By Gareth Vaughan
The ANZ Banking Group is keen to finance some of the housing required to help Auckland overcome its shortage, CEO Shayne Elliott says.
Speaking to interest.co.nz in a Double Shot interview Elliott said ANZ and other banks are in the business of helping the communities they are part of transition by building the likes of new infrastructure.
"So when Auckland will grow through a change, around infrastructure, housing etc, we've a role to play in that. Our role is to make sure it's done responsibly, with thought, it's affordable, all of that. So we'll have an opinion on all of those things, [but] we won't always be right. And we absolutely have an interest in helping finance some of that. That's our job," Elliott said.
His comments follow concerns raised by S&P Global Ratings about where the funding required to tackle Auckland's housing shortage, with densification encouraged under the city's Unitary Plan, will come from. The credit rating agency estimates a housing supply shortage of between 30,000 and 40,000 dwellings in Auckland.
"With banks reporting a tightening in lending standards for property development, it's conceivable that new construction will slow, despite the rollout of the Auckland Unitary Plan, applying further upward pressure on house prices," S&P said in February.
'David didn't ask for, or seek, our approval for that'
Last June ANZ NZ, the country's biggest bank, tightened its lending criteria for rental property investors and owner-occupier borrowers by reducing loan-to-value limits, and by stopping lending to investors wanting to buy sections and apartments off the plan. This saw other banks follow suit, and tighten their lending standards too as demonstrated in the S&P chart below.
Then in July last year ANZ NZ's CEO David Hisco publicly aired concerns about the Auckland property market being overheated and potentially running out of steam.
Elliott says ANZ Group head office in Melbourne had no input into Hisco airing those concerns.
"In that particular case that was completely a New Zealand decision. David didn't ask for, or seek, our approval for that. Those were the views of the New Zealand business and that's exactly as it should be. So we had no involvement in that from a group perspective," Elliott says.
"The role of Australia [the group] is really around strategy. So we set some guidelines, some boundaries as shareholder and say; 'look, in running a bank in New Zealand we'd like you to keep within these parameters in terms of size and scale and risk appetite'."
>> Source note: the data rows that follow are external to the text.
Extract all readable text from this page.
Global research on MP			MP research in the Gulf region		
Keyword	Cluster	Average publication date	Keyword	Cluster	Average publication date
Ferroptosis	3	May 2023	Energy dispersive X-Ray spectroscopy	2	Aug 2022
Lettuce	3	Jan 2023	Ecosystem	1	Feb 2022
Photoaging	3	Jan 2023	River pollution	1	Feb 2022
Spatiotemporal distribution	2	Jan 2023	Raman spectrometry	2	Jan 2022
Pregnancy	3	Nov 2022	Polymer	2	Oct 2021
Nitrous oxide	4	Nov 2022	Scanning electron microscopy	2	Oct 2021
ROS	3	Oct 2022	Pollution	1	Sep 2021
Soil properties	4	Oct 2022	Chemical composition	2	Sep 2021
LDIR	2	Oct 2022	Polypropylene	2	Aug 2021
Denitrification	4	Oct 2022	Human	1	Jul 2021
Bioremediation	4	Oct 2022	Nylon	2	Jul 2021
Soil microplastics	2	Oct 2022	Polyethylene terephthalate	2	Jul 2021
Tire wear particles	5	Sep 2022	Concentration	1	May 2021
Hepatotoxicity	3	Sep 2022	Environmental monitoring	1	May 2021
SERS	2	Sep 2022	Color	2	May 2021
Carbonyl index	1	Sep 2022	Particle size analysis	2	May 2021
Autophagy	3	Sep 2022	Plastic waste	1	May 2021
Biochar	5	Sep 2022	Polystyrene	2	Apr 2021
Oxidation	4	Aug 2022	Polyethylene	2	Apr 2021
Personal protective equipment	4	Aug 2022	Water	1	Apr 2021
"But other than that we don't really get involved in the day-to-day decisions. So whether the team here [in NZ] decide to grow or shrink a business, or add more branches or invest in new technology, those are decisions that get made here as long as they're within those pretty broad boundaries," Elliott says.
"I've been on the board here [ANZ NZ] since I joined ANZ in 2009, [and] really the [NZ] business runs almost completely independently."
'House prices have grown extraordinarily'
In terms of the Auckland housing market Elliott says the city is suffering from the same issues as Sydney and Melbourne.
"There are some supply challenges, there are some infrastructure challenges. House prices have grown extraordinarily over the last decade in particular. So we watch that really very, very closely. On some measures Auckland's even more extreme than Melbourne and Sydney. So yes, it is a concern because when we lend money to people to buy homes we want to make sure that they can afford that debt, that it's a responsible amount for them to borrow and that they can comfortably repay it," says Elliott.
"And obviously with house prices growing at a much faster rate than household income, sometimes that ability to repay is getting stretched."
"The regulatory changes that have been made on both sides of the Tasman recently have actually been good things. And while they may not have taken all the heat out of the market, I think they have been positive developments for everybody," says Elliott.